Nurzahri |
BANDA ACEH - Wakil Ketua Komisi A Dewan Pewakilan Rakyat Aceh (DPRA) Nurzahri menilai, tanggapan Komnas HAM yang menyatakan Qanun Wali Nanggroe serta Qanun Lambang dan Bendera Aceh diskriminasi, dapat memecah belah masyarakat Aceh dan mengancam keutuhan Aceh.
"Itu komentar yang berbahaya. Selain itu, mengenai tanggapan mereka tentang adanya kepala daerah di Aceh yang menolak kedua qanun itu, juga dapat merusak hubungan antara Pemerintah Aceh dengan Pemerintah Kabupaten/kota," kata Nurzahri kepada acehonline.info, Jumat (27/9) malam melalui selularnya.
Sementara itu mengenai persoalan diskriminasi, Nurzahri menyatakan, DPRA dalam merumus dan merancang Qanun Wali Nanggoe dan Qanun Bendera, telah melibatkan seluruh elemen masyarakat di Aceh, baik dari kalangan politik, LSM, mahasiswa, tokoh agama, tokoh adat, serta jajaran kepala daerah di Aceh.

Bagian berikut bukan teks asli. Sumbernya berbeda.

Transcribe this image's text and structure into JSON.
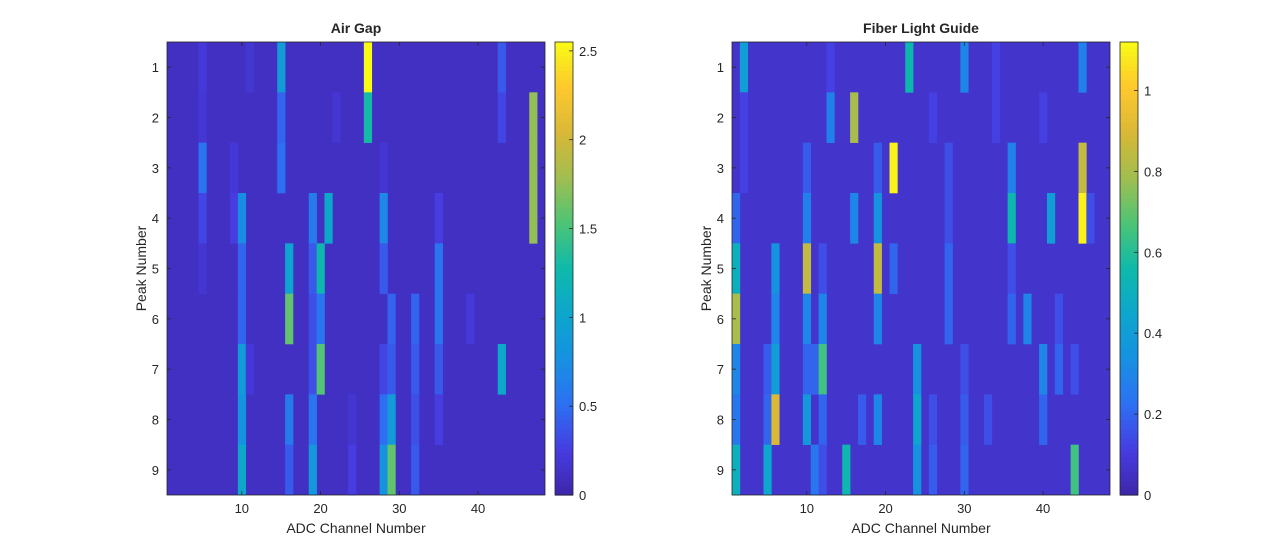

"Dalam Rapat Dengar Pendapat Umum (RDPU) Qanun Wali dan Bendera, semua pihak di Aceh menerima kedua qanun itu, termasuk bupati dan wali kota di Aceh, walaupun banyak masukan-masukan yang diberikan terhadap kedua qanun itu. Kami memiliki seluruh rekaman tanggapan seluruh peserta RDPU, baik untuk Qanun Wali maupun Bendera Aceh," ujar Nurzahri.
"Kenapa baru sekarang mereka menolak", kenapa tidak saat RDPU. Semua pihak diberikan kesempatan untuk berbicara dalam RDPU, Jika menolak, kenapa tidak dari dulu saat RDPU, kenapa baru sekarang," tambahnya.
Selain itu dalam RDPU kedua qanun tersebut, Nurzari juga menambahkan, seluruh kepala daerah di Aceh, juga telah menerima rancangan qanun tersebut untuk ditetapkan (disahkan) sebagai Qanun Aceh.
"Dulu mereka setuju, tetapi mengapa sekarang mereka memberi laporan ke Komnas HAM bahwa mereka menolak. Berarti mereka telah menipu Pemerintah Aceh, karena di depan iya (menerima), sedangkan di belakang tidak (menolak). Jika demikian, maka Pemerintah Aceh dapat memberikan sangsi kepada kepala daerah yang telah menipu tersebut, apa dalam bentuk menahan dana otsus ataupun sangsi administratif," kata Nurzahri.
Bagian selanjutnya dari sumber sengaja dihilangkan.